The Ancient Hebrews did not know where, or even what, she'ol was. To them it was an "unknown" place, hence its relationship to sha'al meaning "unknown." Ancient Hebrews never speculated on something unknown-to them it was simply "unknown" and left at that. But one with a Greek mindset always desires to know the unknown. It is our Greco-Roman western mindset that needs to know where and what she'ol is.
In the New Testament, we find three words translated as "hell." The first is geenna [G:1067]. When the New Testament was translated into Greek, the translators transliterated rather than translated some Hebrew words into Greek. An example of this is the word hallelouia [G:239], a word found in Revelation chapter 19, and is a transliteration of the Hebrew word יה-הללו halelu-ya [H:1984 & 3050] meaning "Praise Yah." The Greek word geenna is a transliteration of two Hebrew words, גיא gai [H:1516], meaning "valley" and הנם hinnom [H:2011], a place name of uncertain meaning. Gai hinnom or "Valley of Hinnom" is the name of a valley outside Jerusalem. In the days of Yeshua the "Valley of Hinnom" burned continually with fires that consumed the garbage and dead animals dumped there by the inhabitants of the city.

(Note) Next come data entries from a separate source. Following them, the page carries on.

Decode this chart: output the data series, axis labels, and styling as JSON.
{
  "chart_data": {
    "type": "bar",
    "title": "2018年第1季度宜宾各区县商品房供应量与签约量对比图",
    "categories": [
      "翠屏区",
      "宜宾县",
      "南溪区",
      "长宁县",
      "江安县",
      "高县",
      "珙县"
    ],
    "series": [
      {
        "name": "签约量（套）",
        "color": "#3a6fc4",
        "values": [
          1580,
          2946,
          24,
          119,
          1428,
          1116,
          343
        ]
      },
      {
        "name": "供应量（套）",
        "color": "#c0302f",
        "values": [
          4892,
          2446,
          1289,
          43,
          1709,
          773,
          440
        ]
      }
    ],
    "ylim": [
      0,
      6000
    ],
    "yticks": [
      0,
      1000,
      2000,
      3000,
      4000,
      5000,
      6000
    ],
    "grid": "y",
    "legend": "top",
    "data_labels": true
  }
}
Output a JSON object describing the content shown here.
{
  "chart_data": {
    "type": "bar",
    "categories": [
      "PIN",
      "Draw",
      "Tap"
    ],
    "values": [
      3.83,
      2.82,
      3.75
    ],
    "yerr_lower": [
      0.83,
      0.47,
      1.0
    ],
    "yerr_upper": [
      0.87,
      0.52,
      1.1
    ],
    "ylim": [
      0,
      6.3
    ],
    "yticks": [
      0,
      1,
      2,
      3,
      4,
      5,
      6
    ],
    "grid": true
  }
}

|And if thy hand offend thee, cut it off: it is better for thee to enter into life maimed, than having two hands to go into hell (geenna), into the fire that never shall be quenched : Mark 9:43 (KJV)|
The idea of a "fire" being associated with she'ol is unique to the New Testament and no such reference will be found in the Old Testament. Apparently, the fires of hell are a concept introduced into the Hebrew culture from an outside source, possibly while Israel was in Babylon during their captivity.
The second word translated as "hell" in the New Testament is hades [G:86]. This is the Greek word used in the Greek Septuagint for the Hebrew word she'ol. Hades is used in the New Testament in the same sense as the Hebrew she'ol, the place of the dead, the underworld. However, in the New Testament hades/she'ol is first described as a place of torment.
|And in hell (hades) he lift up his eyes, being in torments , and seeth Abraham afar off, and Lazarus in his bosom. Luke 16:23 KJV|
The third word translated as hell is tartaroo [G:5020] and is found only once in the Bible.
|For if God spared not the angels that sinned, but cast them down to hell (tartaroo), and delivered them into chains of darkness, to be reserved unto judgment 2 Peter 2:4 (KJV)|
The word tartaros (The verb tartaroo, from the noun tartaros, means "cast into tartaros.") comes from Greek Mythology and was a deep abyss and a place of torment where the Greek gods banished their enemies. The use of this word in the New Testament is a clear case of a Greek influence on the New Testament text.